Heat transfer and pressure drop in a square spiral channel roughened by in-line skew ribs

Abstract

This experimental study examines the detailed Nusselt number ( Nu) distributions, pressure drop coefficients ( f) and thermal performance factors (TPF) for a square spiral channel with two opposite endwalls roughened by in-line 45° ribs. Detailed Nu distributions over the rib floor with forward and backward flows are measured using the steady-state infrared thermo-graphic method at Reynolds numbers ( Re) of 900–30,000. With the increased f from the smooth-walled straight tube references ( f ∞), the rib-induced sectional vortical flows interact with the centrifugal-force driven Dean vortices along the entire spiral passage to generate the considerable heat transfer enhancement (HTE) impacts that raise the area-averaged turbulent Nusselt numbers ( Nu ¯ ) to 8.41–3.66 and 5.05–2.78 times of the Dittus–Boelter Nusselt numbers ( Nu ∞) for forward and backward flows at 2700 ⩽ Re ⩽ 30,000, respectively.
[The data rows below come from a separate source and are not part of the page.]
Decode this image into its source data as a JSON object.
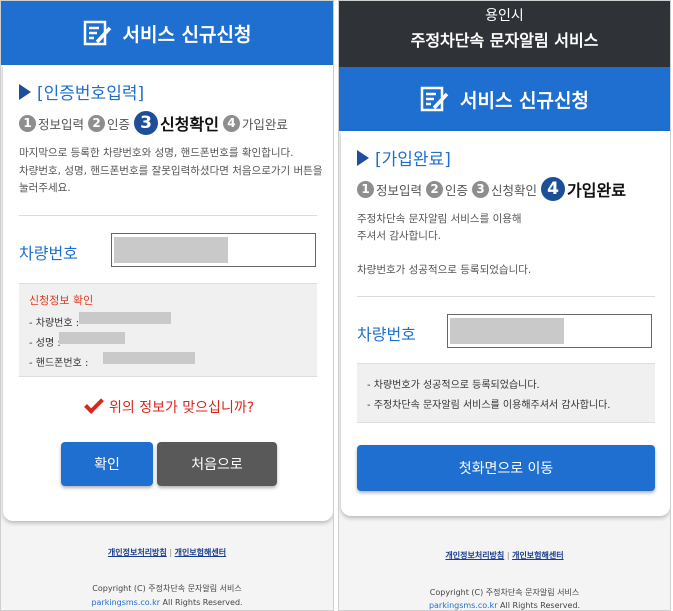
{
  "screen1": {
    "header": {
      "title": "서비스 신규신청",
      "icon": "edit-form-icon"
    },
    "section_title": "[인증번호입력]",
    "steps": [
      {
        "num": "1",
        "label": "정보입력",
        "active": false
      },
      {
        "num": "2",
        "label": "인증",
        "active": false
      },
      {
        "num": "3",
        "label": "신청확인",
        "active": true
      },
      {
        "num": "4",
        "label": "가입완료",
        "active": false
      }
    ],
    "desc1": "마지막으로 등록한 차량번호와 성명, 핸드폰번호를 확인합니다.",
    "desc2a": "차량번호, 성명, 핸드폰번호를 잘못입력하셨다면 처음으로가기 버튼을",
    "desc2b": "눌러주세요.",
    "field_label": "차량번호",
    "info": {
      "title": "신청정보 확인",
      "lines": [
        "- 차량번호 :",
        "- 성명 :",
        "- 핸드폰번호 :"
      ]
    },
    "confirm_question": "위의 정보가 맞으십니까?",
    "confirm_button": "확인",
    "restart_button": "처음으로"
  },
  "screen2": {
    "top": {
      "city": "용인시",
      "service": "주정차단속 문자알림 서비스"
    },
    "header": {
      "title": "서비스 신규신청",
      "icon": "edit-form-icon"
    },
    "section_title": "[가입완료]",
    "steps": [
      {
        "num": "1",
        "label": "정보입력",
        "active": false
      },
      {
        "num": "2",
        "label": "인증",
        "active": false
      },
      {
        "num": "3",
        "label": "신청확인",
        "active": false
      },
      {
        "num": "4",
        "label": "가입완료",
        "active": true
      }
    ],
    "desc1a": "주정차단속 문자알림 서비스를 이용해",
    "desc1b": "주셔서 감사합니다.",
    "desc2": "차량번호가 성공적으로 등록되었습니다.",
    "field_label": "차량번호",
    "info_lines": [
      "- 차량번호가 성공적으로 등록되었습니다.",
      "- 주정차단속 문자알림 서비스를 이용해주셔서 감사합니다."
    ],
    "home_button": "첫화면으로 이동"
  },
  "footer": {
    "privacy_link": "개인정보처리방침",
    "separator": "|",
    "privacy_center": "개인보험해센터",
    "copyright": "Copyright (C) 주정차단속 문자알림 서비스",
    "domain": "parkingsms.co.kr",
    "rights": "All Rights Reserved."
  },
  "colors": {
    "primary": "#1f6fd1",
    "dark_header": "#2f3236",
    "step_active": "#1d4f98",
    "warning": "#d9261c"
  }
}
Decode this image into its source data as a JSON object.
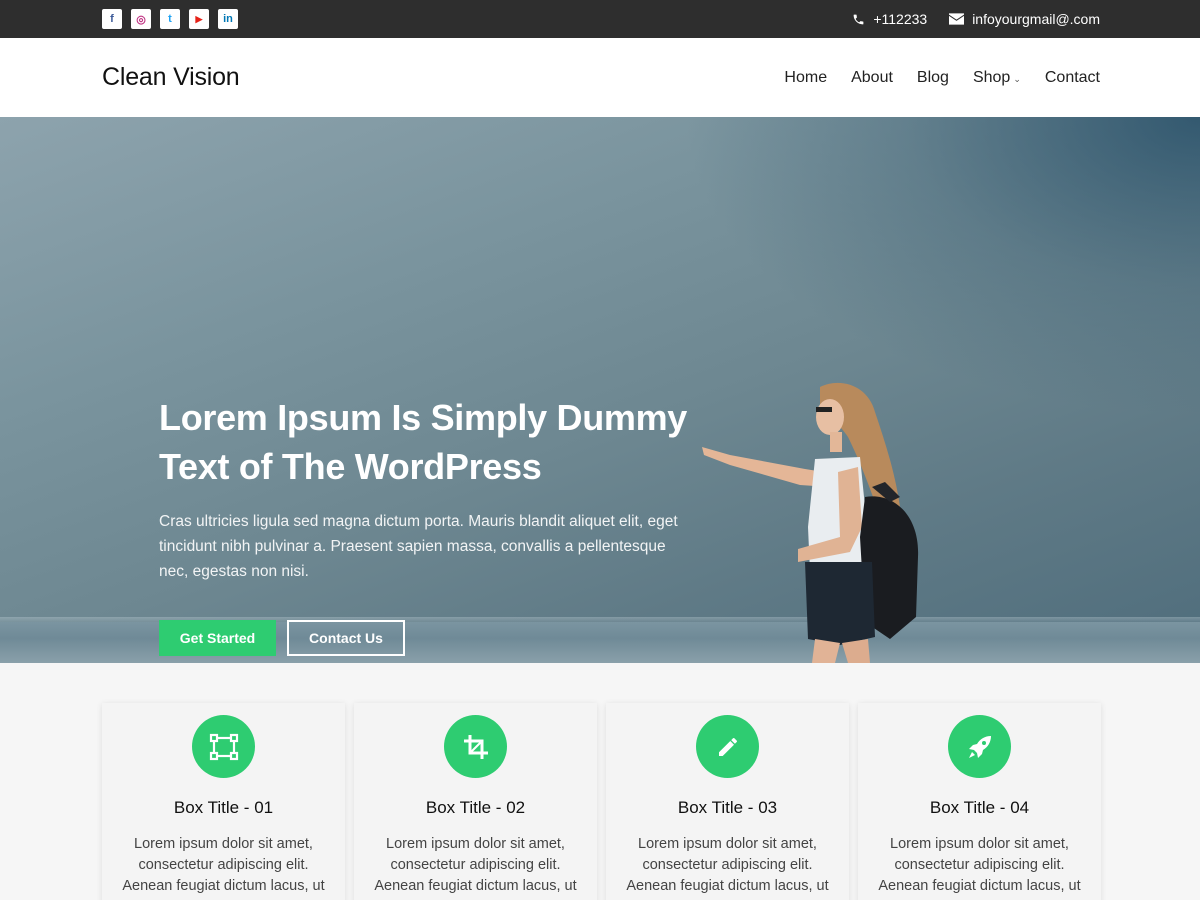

Comparisons of Nu ¯ / Nu ∞ , f / f ∞ and TPF obtained from the ribbed spiral channel with other types of HTE devices reveal the thermal performances of the present HTE measure. Two sets of Nu ¯ and f correlations for the square spiral ribbed duct with forward and backward flows are generated to assist the design applications using this HTE measure.